How do I find out if I have sleep apnea?

The best way to determine if you have sleep apnea is to have a sleep study, either in a sleep clinic or through a home-based test. The study, called a polysomnography, determines if you are having apneic breathing events and how often they are occurring. Discuss your testing options with your primary care physician or sleep specialist if you feel you may be having symptoms of sleep apnea, which can include extremely loud snoring, waking up short of breath, ongoing and excessive sleepiness during the day, and morning headaches.

What can I do to alleviate my sleep apnea symptoms?

Once you are diagnosed with either obstructive sleep apnea (OSA) or another sleep-related breathing disorder, you will most likely be prescribed Positive Airway Pressure (PAP) as a management therapy.
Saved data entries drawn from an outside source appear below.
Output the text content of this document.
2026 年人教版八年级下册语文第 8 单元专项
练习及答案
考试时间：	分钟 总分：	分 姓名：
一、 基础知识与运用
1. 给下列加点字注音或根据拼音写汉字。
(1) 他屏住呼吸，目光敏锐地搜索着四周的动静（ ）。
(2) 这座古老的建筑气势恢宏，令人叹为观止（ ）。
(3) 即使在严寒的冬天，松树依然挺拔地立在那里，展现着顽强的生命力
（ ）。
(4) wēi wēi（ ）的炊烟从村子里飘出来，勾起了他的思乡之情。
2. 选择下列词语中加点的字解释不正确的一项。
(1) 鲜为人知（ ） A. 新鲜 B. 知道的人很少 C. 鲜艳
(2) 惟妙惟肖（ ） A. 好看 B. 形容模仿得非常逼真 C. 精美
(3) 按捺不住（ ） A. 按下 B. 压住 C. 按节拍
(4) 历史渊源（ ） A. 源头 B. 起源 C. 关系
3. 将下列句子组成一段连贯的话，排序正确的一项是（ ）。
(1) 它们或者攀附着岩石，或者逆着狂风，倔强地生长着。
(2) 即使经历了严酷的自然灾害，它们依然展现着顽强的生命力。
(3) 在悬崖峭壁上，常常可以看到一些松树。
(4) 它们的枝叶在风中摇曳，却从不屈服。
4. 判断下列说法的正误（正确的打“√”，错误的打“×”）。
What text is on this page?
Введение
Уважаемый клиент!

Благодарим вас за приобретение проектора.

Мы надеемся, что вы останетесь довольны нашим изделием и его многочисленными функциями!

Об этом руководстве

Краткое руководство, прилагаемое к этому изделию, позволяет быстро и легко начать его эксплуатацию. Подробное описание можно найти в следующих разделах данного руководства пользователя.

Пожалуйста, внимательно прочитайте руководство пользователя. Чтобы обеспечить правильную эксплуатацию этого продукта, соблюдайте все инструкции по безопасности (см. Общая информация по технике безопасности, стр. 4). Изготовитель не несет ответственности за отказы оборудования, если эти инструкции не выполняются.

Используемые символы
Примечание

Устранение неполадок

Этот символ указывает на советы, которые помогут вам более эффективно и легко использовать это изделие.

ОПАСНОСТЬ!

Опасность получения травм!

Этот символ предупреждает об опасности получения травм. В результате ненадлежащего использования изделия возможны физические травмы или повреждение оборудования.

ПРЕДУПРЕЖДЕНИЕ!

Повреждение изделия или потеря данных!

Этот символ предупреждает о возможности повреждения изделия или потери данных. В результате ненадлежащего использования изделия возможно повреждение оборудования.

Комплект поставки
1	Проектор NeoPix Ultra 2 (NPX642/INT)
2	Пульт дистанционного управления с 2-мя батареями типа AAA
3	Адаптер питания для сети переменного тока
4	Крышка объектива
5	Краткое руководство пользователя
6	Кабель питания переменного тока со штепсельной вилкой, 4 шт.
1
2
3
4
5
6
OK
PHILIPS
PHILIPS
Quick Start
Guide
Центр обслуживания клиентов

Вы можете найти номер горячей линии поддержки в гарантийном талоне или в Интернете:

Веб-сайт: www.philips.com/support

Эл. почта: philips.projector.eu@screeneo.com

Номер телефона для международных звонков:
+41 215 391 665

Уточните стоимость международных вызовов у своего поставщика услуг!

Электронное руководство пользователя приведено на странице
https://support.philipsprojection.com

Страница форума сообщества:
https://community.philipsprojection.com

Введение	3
PAP therapy consists of a device and a mask interface that streams air into your airway while you sleep. This prevents the airway from collapsing, as is the signature of OSA. These collapses are called arousals, and they keep you from getting a good night’s sleep. Keeping the airway open using CPAP allows you to breathe more naturally, with less arousals, which results in a more rested feeling the next day.

I have heard about PAP, CPAP, and BiPAP. What is the difference?

CPAP as an acronym for Continuous Positive Airway Pressure, meaning there is one constant stream of air being administered throughout the therapy. BIPAP is also sometimes called Bi-level, and this type of machine uses two different pressures, one higher pressure on an inhale breath, and then a lower pressure to allow for an easier exhale. BIPAP therapy is prescribed to someone with OSA if they tried and could not tolerate the CPAP machine, or for people that have additional diagnoses that need a different type of therapy.

What are the different types of masks I can choose from?

With your PAP therapy, you have a choice of interface or mask to use. You can pick any of the styles based on your comfort preference, sleeping habits and recommendations from your doctor. Your options include a full face mask, a nasal mask or combination oral and nasal mask. A full face mask covers both your nose and your mouth completely. There are two types of nasal masks: one that covers your nose completely, or a cannula-style that rests on your nostrils. The combination-style mask is not as common, but usually features a cannula-style nasal interface plus a cushion that covers the mouth. All of the manufacturers of PAP supplies produce a few options in any of these three styles, and Verus carries all of them. Call us at 800-487-5566 to talk to one of our product specialists who can recommend an option for you to try.

Where can I go for more information about sleep apnea?

Sources for the above information and references for you to learn more about sleep apnea can be found:

American Sleep Apnea Association

National Heart, Lung, and Blood Institute

American Academy of Sleep Medicine, Sleep Education

We encourage you to learn as much as you can about healthy sleep and sleep apnea and for you to talk to your doctor about any concerns you have about your sleep quality.